Terzigno. Non avesse scelto di tornare in consiglio comunale, forse, oggi sarebbe ancora libero di girare per le strade della sua Terzigno, la città nella quale non può tornare in virtù di un divieto di dimora che gli è stato imposto dai giudici nei giorni scorsi. A un mese dal ricorso rigettato dalla Corte di Cassazione, sono state pubblicate le motivazioni sulla misura cautelare imposta al consigliere comunale coinvolta nell’inchiesta sulle Ombre Cinesi.
A decidere di allontanare Tomassi da Terzigno sono stati i giudici ermellini della sesta sezione della Corte di Cassazione.

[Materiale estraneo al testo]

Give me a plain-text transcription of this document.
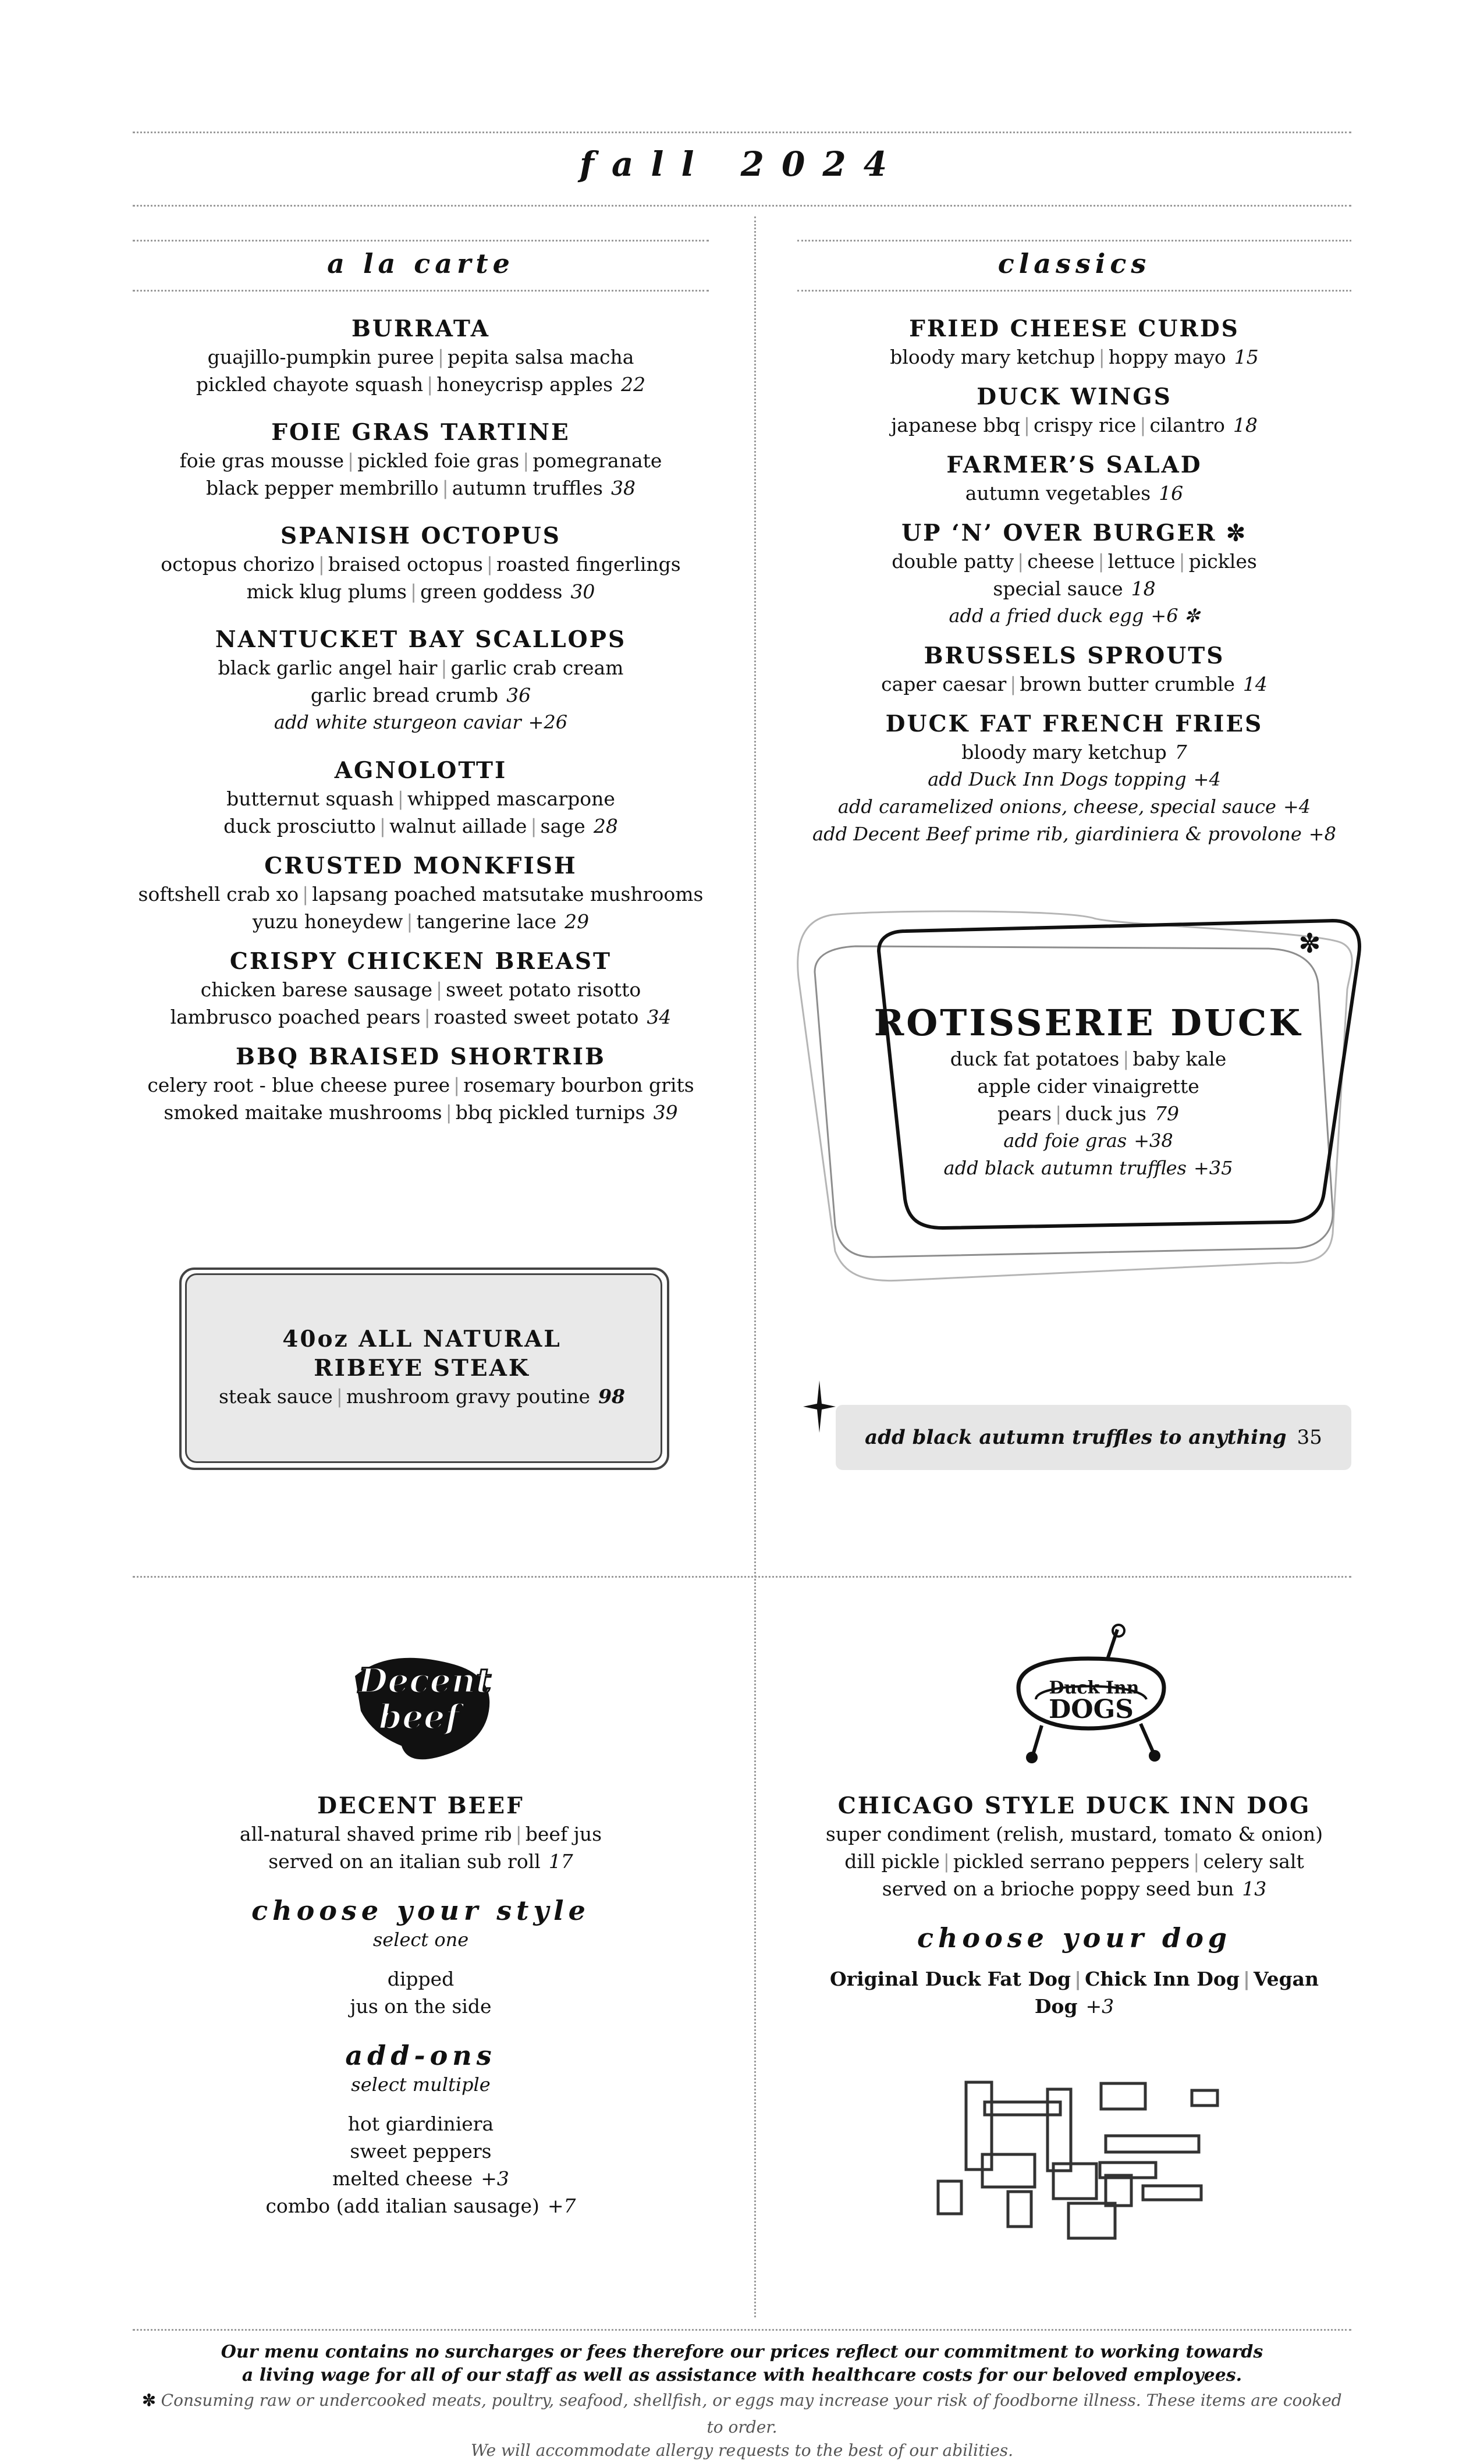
fall 2024
a la carte	classics
BURRATA
guajillo-pumpkin puree | pepita salsa macha
pickled chayote squash | honeycrisp apples 22
FOIE GRAS TARTINE
foie gras mousse | pickled foie gras | pomegranate
black pepper membrillo | autumn truffles 38
SPANISH OCTOPUS
octopus chorizo | braised octopus | roasted fingerlings
mick klug plums | green goddess 30
NANTUCKET BAY SCALLOPS
black garlic angel hair | garlic crab cream
garlic bread crumb 36
add white sturgeon caviar +26
AGNOLOTTI
butternut squash | whipped mascarpone
duck prosciutto | walnut aillade | sage 28
CRUSTED MONKFISH
softshell crab xo | lapsang poached matsutake mushrooms
yuzu honeydew | tangerine lace 29
CRISPY CHICKEN BREAST
chicken barese sausage | sweet potato risotto
lambrusco poached pears | roasted sweet potato 34
BBQ BRAISED SHORTRIB
celery root - blue cheese puree | rosemary bourbon grits
smoked maitake mushrooms | bbq pickled turnips 39
FRIED CHEESE CURDS
bloody mary ketchup | hoppy mayo 15
DUCK WINGS
japanese bbq | crispy rice | cilantro 18
FARMER’S SALAD
autumn vegetables 16
UP ‘N’ OVER BURGER ✼
double patty | cheese | lettuce | pickles
special sauce 18
add a fried duck egg +6 ✼
BRUSSELS SPROUTS
caper caesar | brown butter crumble 14
DUCK FAT FRENCH FRIES
bloody mary ketchup 7
add Duck Inn Dogs topping +4
add caramelized onions, cheese, special sauce +4
add Decent Beef prime rib, giardiniera & provolone +8
✼
ROTISSERIE DUCK
duck fat potatoes | baby kale
apple cider vinaigrette
pears | duck jus 79
add foie gras +38
add black autumn truffles +35
40oz ALL NATURAL
RIBEYE STEAK
steak sauce | mushroom gravy poutine 98
add black autumn truffles to anything 35
Decent
beef
Duck Inn
DOGS
DECENT BEEF
all-natural shaved prime rib | beef jus
served on an italian sub roll 17
choose your style
select one
dipped
jus on the side
add-ons
select multiple
hot giardiniera
sweet peppers
melted cheese +3
combo (add italian sausage) +7
CHICAGO STYLE DUCK INN DOG
super condiment (relish, mustard, tomato & onion)
dill pickle | pickled serrano peppers | celery salt
served on a brioche poppy seed bun 13
choose your dog
Original Duck Fat Dog | Chick Inn Dog | Vegan Dog +3
Our menu contains no surcharges or fees therefore our prices reflect our commitment to working towards
a living wage for all of our staff as well as assistance with healthcare costs for our beloved employees.
✼ Consuming raw or undercooked meats, poultry, seafood, shellfish, or eggs may increase your risk of foodborne illness. These items are cooked to order.
We will accommodate allergy requests to the best of our abilities.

E’ stata proprio la voglia di riprendere un posto in municipio a costare caro all’esponente della minoranza, unico dissidente della squadra di governo locale guidata dal primo cittadino Francesco Ranieri.
Già, perché la decisione del divieto di dimora sul territorio comunale di Terzigno nasce proprio dal rientro in politica di Tomassi nel giugno scorso, quando ha ripreso il posto in consiglio a un mese dalle paventate dimissioni dall’incarico. «Il comportamento preocessuale tenuto dal Tomassi in occasione della richiesta avanzata al giudice dell’udienza preliminare per la sostituzione della misura degli arresti domiciliari con quella dell’obbligo di presentazione apprezzandolo, – scrivono i giudici nella sentenza che rigetta il ricorso presentato dai legali del consigliere – con argomento affatto irragionevoli, come una condotta scaltra avendo il ricorrente taciuto la irritualità delle proposte dimissioni, a sua conoscenza perché comunicata al difensore fin dal 23 aprile 2016 e, quindi, ben prima della formale comunicazione notificatagli». Insomma a Tomassi la misura cautelare degli arresti domiciliari fu commutata in obbligo di firma. Poi il ripensamento dei giudici qualche mese dopo e l’arrivo del divieto di dimora.